Contributor
Ray
Haynes
Mr.
Haynes is an Assembly member representing Riverside and
Temecula.
He serves on the Appropriations and Budget Committees. [go to
Assembly Member Haynes
website at California Assembly][go to Haynes index]
Proudly
Partisan
In
the real world you have to choose...
[Ray
Haynes] 6/9/04
A regular
complaint in the media and at community meetings I attend in
the district
is that we legislators are “too
partisan”. Every mention of a party label seems to make
some people uncomfortable, as if we are suddenly over-politicizing
a conversation or meeting.
Welcome to
politics!
I will admit there are times when legislators will do things
for the sake of party unity that otherwise would not have been
done. There are things President Bush has convinced Republican
Congressmen to support that they probably would not have otherwise,
just as President Clinton was able to do on occasion with Democrat
Members. There are also times where both parties agree on a single
solution to a problem. These really are exceptions to the rule.
Members
of the legislature have not chosen their political party because
they think the
elephant logo is cuter than the donkey
or vice versa. They have worked and campaigned within their party
because of the basic set of principles and policies they share
with their party. Republican legislators don’t oppose burdensome
regulations and higher taxes because they are Republicans---they
are Republicans because they oppose burdensome regulations and
higher taxes! The Democrat members have their own principles
and policies to which they are equally committed.
In the Capitol, almost everybody understands this. In our home
districts, it is far less obvious. The average constituent is
far less political, far less ideological, and far less wedded
to their party registration than their representatives in Sacramento
and Washington. I have some very conservative Democrats in my
district and some very liberal Republicans. In the Capitol, there
is much less diversity amongst party caucus members. The most
liberal Republican in the caucus is still markedly more conservative
than the most conservative Democrat member, as annual report
cards from conservative and liberal interest groups alike will
attest.
Why does this matter?
Because there are not just two distinct parties in Sacramento,
but two distinct philosophies. If you
look at most of the important bills that were heard over the
last decade in Sacramento, they have been passed or killed on
what is called a “party-line vote,” meaning all the
Republicans voted one way, and all the Democrats voted another.

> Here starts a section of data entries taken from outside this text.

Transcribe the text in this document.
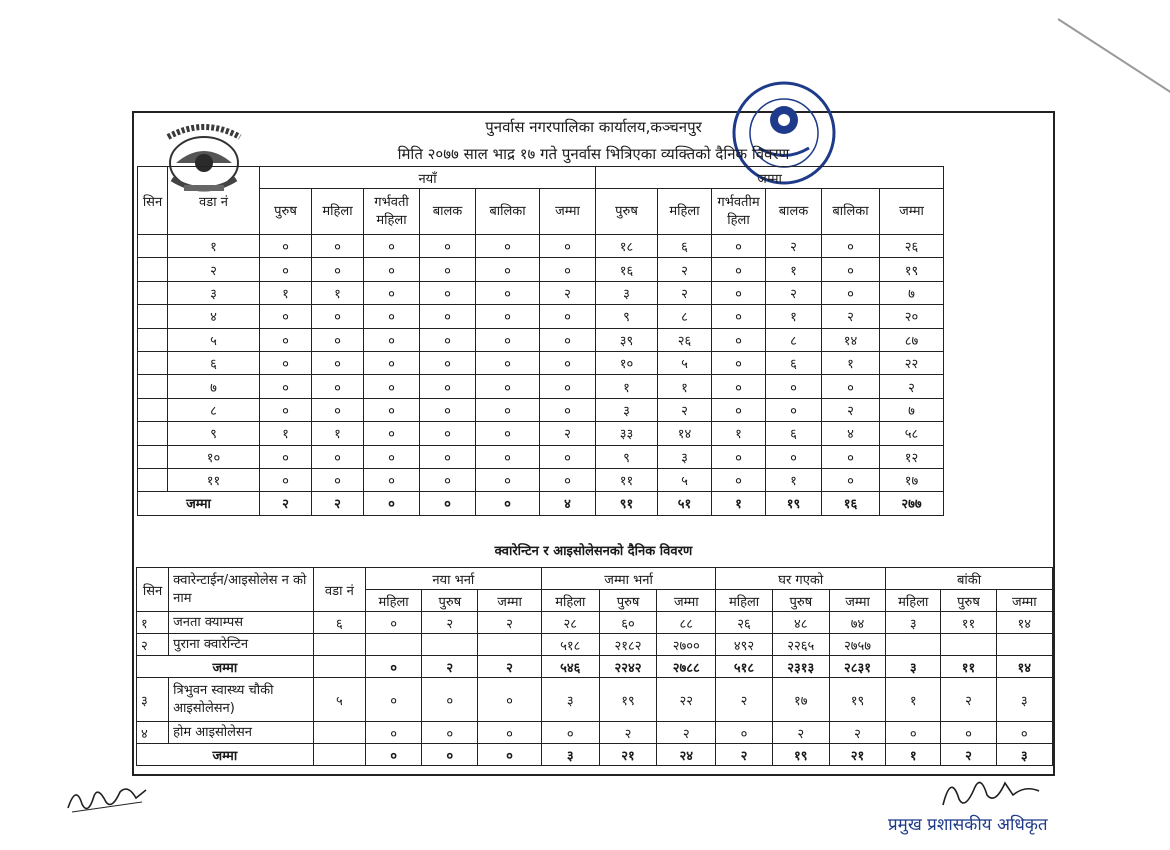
पुनर्वास नगरपालिका कार्यालय,कञ्चनपुर
मिति २०७७ साल भाद्र १७ गते पुनर्वास भित्रिएका व्यक्तिको दैनिक विवरण
सिन	वडा नं	नयाँ						जम्मा					
		पुरुष	महिला	गर्भवती महिला	बालक	बालिका	जम्मा	पुरुष	महिला	गर्भवतीम हिला	बालक	बालिका	जम्मा
	१	०	०	०	०	०	०	१८	६	०	२	०	२६
	२	०	०	०	०	०	०	१६	२	०	१	०	१९
	३	१	१	०	०	०	२	३	२	०	२	०	७
	४	०	०	०	०	०	०	९	८	०	१	२	२०
	५	०	०	०	०	०	०	३९	२६	०	८	१४	८७
	६	०	०	०	०	०	०	१०	५	०	६	१	२२
	७	०	०	०	०	०	०	१	१	०	०	०	२
	८	०	०	०	०	०	०	३	२	०	०	२	७
	९	१	१	०	०	०	२	३३	१४	१	६	४	५८
	१०	०	०	०	०	०	०	९	३	०	०	०	१२
	११	०	०	०	०	०	०	११	५	०	१	०	१७
जम्मा		२	२	०	०	०	४	९१	५१	१	१९	१६	२७७
क्वारेन्टिन र आइसोलेसनको दैनिक विवरण
सिन	क्वारेन्टाईन/आइसोलेस न को नाम	वडा नं	नया भर्ना			जम्मा भर्ना			घर गएको			बांकी		
			महिला	पुरुष	जम्मा	महिला	पुरुष	जम्मा	महिला	पुरुष	जम्मा	महिला	पुरुष	जम्मा
१	जनता क्याम्पस	६	०	२	२	२८	६०	८८	२६	४८	७४	३	११	१४
२	पुराना क्वारेन्टिन					५१८	२१८२	२७००	४९२	२२६५	२७५७			
जम्मा			०	२	२	५४६	२२४२	२७८८	५१८	२३१३	२८३१	३	११	१४
३	त्रिभुवन स्वास्थ्य चौकी आइसोलेसन)	५	०	०	०	३	१९	२२	२	१७	१९	१	२	३
४	होम आइसोलेसन		०	०	०	०	२	२	०	२	२	०	०	०
जम्मा			०	०	०	३	२१	२४	२	१९	२१	१	२	३
प्रमुख प्रशासकीय अधिकृत
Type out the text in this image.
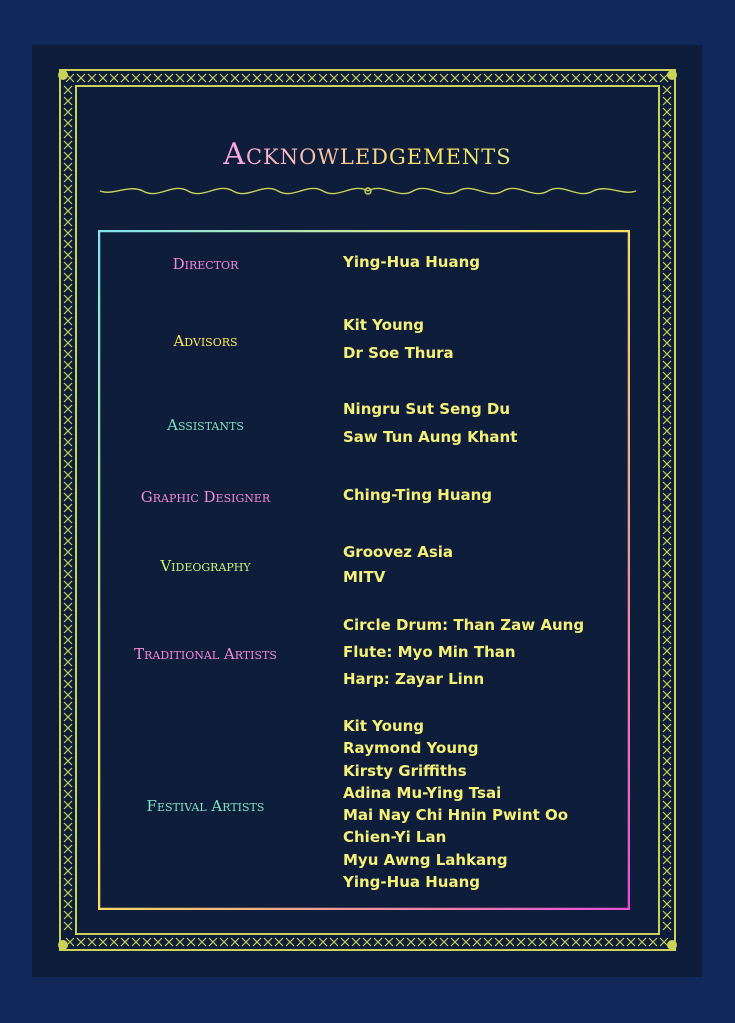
Acknowledgements
Director	Ying-Hua Huang
Advisors
Kit Young
Dr Soe Thura
Assistants
Ningru Sut Seng Du
Saw Tun Aung Khant
Graphic Designer	Ching-Ting Huang
Videography
Groovez Asia
MITV
Traditional Artists
Circle Drum: Than Zaw Aung
Flute: Myo Min Than
Harp: Zayar Linn
Festival Artists
Kit Young
Raymond Young
Kirsty Griffiths
Adina Mu-Ying Tsai
Mai Nay Chi Hnin Pwint Oo
Chien-Yi Lan
Myu Awng Lahkang
Ying-Hua Huang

This happened because these bills represent very distinct visions
of how our state should be governed. When people do not understand
that, they do not know how to interpret the actions that are
taken in the Capitol.
If I’m talking to a business group and I tell them that
a new minimum wage increase was just passed 46-30, and that efforts
to repeal the “sue your boss” law that has been hurting
businesses in California failed 2-6 in committee, they’ve
learned a little about what is happening. But if I leave it at
that, and they just assume that one randomly assorted group of
legislators voted one way, and another randomly assorted group
of legislators voted another way, and that the votes on the two
bills were totally unrelated, then what should they think about
how to change the results they are getting in Sacramento? Should
they just replace the entire legislature and hope a new random
assortment of legislators will vote differently next time?
When I tell you that
both of these bills passed or failed on a strict party-line
vote with all Republicans on one side, and
all the Democrats on the other, it gives you important additional
information. Whichever side of the issue you are on, “partisan-izing” the
discussion tells you which party is on your side on this particular
issue, and which is not.
If I do not tell you which party supports which agenda, and
I pretend that party registration does not matter in Sacramento,
then I am doing a disservice to you and am not telling you the
whole truth. So long as the Democrat Party controls both houses
of the legislature, a certain set of policies will continue to
be more likely to be supported, and a different set will be more
likely to get killed. You are free to choose if that is a good
thing or not, but you must understand that before you cast your
votes in November.
Maybe talk of party
labels still offends you, and you would like to believe that
party does not translate to policy, and
that the legislature is made up of randomly assorted groups of
legislators supporting randomly assorted policies. You are free
to believe that, but you are only fooling yourself, so please
don’t expect me to play along with the “non-partisan” game.